O desenvolvimento de aplicativos em plataformas de código baixo, ou Low Code Development Platform (LCDP), vem ganhando espaço dentro de empresas, preocupadas em oferecer mais autonomia às suas divisões, com utilização de aplicativos criados sob medida para as necessidades e tarefas cotidianas.

Baseadas em Graphical User Interface (GUI), ferramentas desse tipo habilitam profissionais, não necessariamente da área de TI, a desenvolverem aplicações sem a necessidade de trabalhar com códigos complexos ou dominar de maneira mais profunda a linguagem de programação.

Embora o conceito tenha surgido na década de 1970, o termo “Low Code” foi criado em 2014, dando força ao movimento do Shadow IT (implantação de sistemas de tecnologia da informação por departamentos fora da área de TI) no cenário corporativo.

Na esteira do Low Code, surgiu o “desenvolvedor cidadão”, ou “desenvolvedor civil”, uma vez que esse tipo de interface torna possível a profissionais de áreas como marketing, finanças e outras, criar softwares totalmente customizados, a partir de templates pré-desenhados, elementos gráficos intuitivos e ferramentas de arrastar e soltar (drag and drop).

Além da interface gráfica amigável para o usuário, aplicações desenvolvidas em Low Code dispensam outras estruturas, necessárias para codificar softwares ou aplicativos no modelo convencional, com flexibilidade acima do que as soluções prontas proporcionam, e simplificam tarefas como a vinculação de bancos de dados.

Desta forma, é possível entregar, em dias, aplicativos que demorariam meses para serem concluídos e ainda precisariam ser customizados para suprir necessidades mais específicas.

Inicialmente adotado em grandes corporações, o desenvolvimento de sistemas com pouca, ou nenhuma, codificação (No Code), está entre as tendências em TI que devem crescer nos próximos anos.

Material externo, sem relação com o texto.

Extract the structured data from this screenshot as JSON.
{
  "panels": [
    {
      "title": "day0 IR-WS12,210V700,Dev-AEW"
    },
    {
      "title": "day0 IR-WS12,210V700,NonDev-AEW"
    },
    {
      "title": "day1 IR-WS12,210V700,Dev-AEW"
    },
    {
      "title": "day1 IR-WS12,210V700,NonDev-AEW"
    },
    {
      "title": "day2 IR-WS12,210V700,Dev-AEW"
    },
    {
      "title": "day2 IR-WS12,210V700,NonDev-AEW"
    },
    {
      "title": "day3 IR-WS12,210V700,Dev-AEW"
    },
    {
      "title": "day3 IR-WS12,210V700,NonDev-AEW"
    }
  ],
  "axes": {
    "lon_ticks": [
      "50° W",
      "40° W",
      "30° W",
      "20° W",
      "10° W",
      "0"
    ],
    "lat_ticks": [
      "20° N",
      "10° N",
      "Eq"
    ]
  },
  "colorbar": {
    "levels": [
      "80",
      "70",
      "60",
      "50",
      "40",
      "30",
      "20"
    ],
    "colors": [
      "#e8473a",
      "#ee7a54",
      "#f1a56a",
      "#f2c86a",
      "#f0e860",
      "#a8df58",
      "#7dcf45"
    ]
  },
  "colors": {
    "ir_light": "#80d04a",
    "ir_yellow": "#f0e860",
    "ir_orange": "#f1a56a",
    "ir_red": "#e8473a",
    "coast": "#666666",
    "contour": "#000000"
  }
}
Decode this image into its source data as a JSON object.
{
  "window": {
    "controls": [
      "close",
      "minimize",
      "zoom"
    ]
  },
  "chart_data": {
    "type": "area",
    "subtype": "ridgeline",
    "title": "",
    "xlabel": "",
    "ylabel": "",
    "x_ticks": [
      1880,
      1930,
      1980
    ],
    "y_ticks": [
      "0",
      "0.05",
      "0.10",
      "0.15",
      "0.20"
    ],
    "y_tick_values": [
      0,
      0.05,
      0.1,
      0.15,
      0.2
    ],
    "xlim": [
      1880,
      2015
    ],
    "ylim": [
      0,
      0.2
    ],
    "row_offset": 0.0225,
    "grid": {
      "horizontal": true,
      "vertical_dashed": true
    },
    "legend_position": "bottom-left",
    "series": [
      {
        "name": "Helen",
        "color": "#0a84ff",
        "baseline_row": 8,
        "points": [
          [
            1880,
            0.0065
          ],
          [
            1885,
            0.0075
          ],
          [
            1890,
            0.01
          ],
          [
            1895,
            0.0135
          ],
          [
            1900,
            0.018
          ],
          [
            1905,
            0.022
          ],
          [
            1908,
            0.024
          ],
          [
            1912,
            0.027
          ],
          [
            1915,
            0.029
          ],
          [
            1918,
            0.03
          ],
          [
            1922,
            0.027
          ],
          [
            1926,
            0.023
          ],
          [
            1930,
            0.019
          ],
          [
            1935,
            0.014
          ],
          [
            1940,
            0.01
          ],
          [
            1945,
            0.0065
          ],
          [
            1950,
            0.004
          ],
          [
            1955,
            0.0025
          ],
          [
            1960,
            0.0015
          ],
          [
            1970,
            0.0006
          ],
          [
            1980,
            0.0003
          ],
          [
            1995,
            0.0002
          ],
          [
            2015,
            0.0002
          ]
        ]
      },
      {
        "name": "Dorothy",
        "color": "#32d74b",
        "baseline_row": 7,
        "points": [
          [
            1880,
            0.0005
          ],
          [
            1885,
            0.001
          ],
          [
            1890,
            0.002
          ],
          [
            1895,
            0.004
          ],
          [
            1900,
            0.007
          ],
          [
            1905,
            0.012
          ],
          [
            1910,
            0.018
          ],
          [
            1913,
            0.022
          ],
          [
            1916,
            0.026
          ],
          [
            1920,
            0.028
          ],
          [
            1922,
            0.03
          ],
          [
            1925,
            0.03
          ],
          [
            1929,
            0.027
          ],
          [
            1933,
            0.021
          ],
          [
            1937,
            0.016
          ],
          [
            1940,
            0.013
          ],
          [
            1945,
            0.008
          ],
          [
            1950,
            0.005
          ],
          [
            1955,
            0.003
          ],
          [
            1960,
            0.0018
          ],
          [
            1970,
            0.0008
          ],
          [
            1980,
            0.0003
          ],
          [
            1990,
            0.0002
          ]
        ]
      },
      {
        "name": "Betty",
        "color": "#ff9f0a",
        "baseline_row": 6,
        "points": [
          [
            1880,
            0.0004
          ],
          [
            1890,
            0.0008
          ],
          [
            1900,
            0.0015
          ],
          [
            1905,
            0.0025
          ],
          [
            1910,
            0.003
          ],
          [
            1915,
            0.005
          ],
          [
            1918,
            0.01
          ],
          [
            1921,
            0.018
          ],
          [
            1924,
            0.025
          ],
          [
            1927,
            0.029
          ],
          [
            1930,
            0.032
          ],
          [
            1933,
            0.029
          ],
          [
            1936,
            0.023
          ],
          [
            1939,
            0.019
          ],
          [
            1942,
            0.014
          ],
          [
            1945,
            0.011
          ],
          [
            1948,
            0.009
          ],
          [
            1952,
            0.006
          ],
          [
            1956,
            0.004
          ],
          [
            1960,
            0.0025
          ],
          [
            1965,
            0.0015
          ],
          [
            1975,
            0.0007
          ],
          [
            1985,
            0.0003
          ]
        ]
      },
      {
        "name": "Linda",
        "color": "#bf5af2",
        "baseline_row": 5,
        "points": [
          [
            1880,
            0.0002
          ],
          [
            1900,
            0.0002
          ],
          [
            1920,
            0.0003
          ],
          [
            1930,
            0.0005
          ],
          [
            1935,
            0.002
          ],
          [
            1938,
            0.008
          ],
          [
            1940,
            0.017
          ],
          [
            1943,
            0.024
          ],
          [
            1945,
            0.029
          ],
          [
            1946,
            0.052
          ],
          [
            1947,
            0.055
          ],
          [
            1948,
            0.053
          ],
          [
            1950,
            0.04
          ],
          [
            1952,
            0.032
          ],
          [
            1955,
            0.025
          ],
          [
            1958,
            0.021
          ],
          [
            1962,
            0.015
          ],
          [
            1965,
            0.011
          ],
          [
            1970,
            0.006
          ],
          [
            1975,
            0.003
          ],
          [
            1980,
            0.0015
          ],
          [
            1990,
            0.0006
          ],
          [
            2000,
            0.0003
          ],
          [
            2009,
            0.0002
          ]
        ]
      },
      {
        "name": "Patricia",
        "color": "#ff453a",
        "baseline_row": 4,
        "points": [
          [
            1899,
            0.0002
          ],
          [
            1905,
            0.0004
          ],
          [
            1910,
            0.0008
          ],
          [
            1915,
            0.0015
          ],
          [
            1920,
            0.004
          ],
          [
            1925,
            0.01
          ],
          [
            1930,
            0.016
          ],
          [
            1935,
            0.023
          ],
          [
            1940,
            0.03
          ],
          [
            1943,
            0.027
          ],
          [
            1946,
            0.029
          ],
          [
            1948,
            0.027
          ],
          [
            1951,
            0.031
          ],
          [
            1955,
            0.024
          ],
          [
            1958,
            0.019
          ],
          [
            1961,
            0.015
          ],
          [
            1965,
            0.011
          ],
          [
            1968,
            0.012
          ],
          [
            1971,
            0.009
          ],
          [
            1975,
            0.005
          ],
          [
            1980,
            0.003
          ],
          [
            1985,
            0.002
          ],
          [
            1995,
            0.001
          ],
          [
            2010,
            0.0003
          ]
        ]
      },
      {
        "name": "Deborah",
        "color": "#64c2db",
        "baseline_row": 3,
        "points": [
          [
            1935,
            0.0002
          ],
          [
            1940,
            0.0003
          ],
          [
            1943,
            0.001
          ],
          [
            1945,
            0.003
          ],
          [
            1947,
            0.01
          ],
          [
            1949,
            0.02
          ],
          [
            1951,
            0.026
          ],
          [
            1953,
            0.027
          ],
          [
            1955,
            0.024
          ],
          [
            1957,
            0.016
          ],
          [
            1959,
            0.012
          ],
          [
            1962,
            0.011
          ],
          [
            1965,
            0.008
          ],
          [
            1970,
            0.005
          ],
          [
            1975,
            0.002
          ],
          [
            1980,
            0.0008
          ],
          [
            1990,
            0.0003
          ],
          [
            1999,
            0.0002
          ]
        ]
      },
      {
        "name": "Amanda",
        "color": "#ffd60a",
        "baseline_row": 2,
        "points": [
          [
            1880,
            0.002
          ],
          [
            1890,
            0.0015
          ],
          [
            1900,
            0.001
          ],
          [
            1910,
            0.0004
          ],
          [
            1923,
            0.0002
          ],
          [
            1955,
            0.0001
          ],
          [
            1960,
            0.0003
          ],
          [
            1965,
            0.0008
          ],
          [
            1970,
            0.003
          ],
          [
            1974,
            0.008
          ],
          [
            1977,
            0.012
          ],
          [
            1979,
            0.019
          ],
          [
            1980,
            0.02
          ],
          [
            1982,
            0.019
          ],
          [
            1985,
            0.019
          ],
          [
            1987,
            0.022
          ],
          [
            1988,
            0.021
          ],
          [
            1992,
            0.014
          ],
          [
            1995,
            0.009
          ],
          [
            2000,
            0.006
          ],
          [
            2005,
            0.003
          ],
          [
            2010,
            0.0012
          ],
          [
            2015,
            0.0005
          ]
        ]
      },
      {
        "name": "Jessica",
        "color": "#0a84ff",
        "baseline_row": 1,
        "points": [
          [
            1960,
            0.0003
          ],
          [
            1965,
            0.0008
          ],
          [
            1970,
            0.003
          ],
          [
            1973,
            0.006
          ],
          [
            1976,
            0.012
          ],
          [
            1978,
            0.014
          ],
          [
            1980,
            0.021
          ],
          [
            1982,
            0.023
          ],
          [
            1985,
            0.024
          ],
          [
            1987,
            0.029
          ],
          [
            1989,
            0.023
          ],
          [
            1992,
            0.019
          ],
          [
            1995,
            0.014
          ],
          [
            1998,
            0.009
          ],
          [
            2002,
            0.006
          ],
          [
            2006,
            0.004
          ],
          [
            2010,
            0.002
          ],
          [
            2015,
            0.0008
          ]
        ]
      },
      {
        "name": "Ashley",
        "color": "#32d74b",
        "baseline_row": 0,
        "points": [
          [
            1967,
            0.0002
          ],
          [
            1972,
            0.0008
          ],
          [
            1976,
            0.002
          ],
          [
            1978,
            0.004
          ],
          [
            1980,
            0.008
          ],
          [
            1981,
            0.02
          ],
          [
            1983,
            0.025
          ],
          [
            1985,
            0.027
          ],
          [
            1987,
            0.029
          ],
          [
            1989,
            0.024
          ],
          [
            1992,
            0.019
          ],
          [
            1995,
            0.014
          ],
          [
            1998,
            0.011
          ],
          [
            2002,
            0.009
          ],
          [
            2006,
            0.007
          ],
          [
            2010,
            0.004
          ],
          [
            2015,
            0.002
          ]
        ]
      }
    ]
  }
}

Estudo do Instituto Gartner aponta que, até 2024, 65% das aplicações desenvolvidas em âmbito global serão baseadas nessa metodologia, inclusive soluções mais sofisticadas, com recursos de Inteligência Artificial e Machine Learning.

Mas, se por um lado, essa democratização do desenvolvimento de soluções torna organizações mais aptas a construir aplicativos que atendam as especificidades de cada setor com mais aderência a essas demandas, por outro multiplica exponencialmente os riscos com a segurança e aciona o alerta vermelho para a privacidade de dados e informações críticas.

Na medida em que o mercado de No Code e Low Code ganha a preferência das organizações, é natural que grandes provedores tragam soluções mais elaboradas para o desenvolvimento de aplicativos, com níveis de segurança ajustados às necessidades de diferentes modelos de negócio, sobretudo no que se refere a acesso e proteção de dados.

Mas não adianta ter uma ferramenta robusta, se não houver o engajamento dos usuários nas políticas de segurança cibernética.

Embora estejamos falando de um processo “sem volta”, que tende a tornar empresas mais ágeis e competitivas, com alto potencial de economia de tempo e dinheiro, flexibilizar e descentralizar a gestão de aplicações de TI, pode abrir brechas e expor vulnerabilidades no ambiente digital, arriscando o controle da operação.

Nesse cenário, alguns cuidados essenciais, partindo da escolha de uma plataforma confiável e a conscientização dos times sobre as melhores práticas de manipulação de dados, são fundamentais para se  obter  os  melhores benefícios.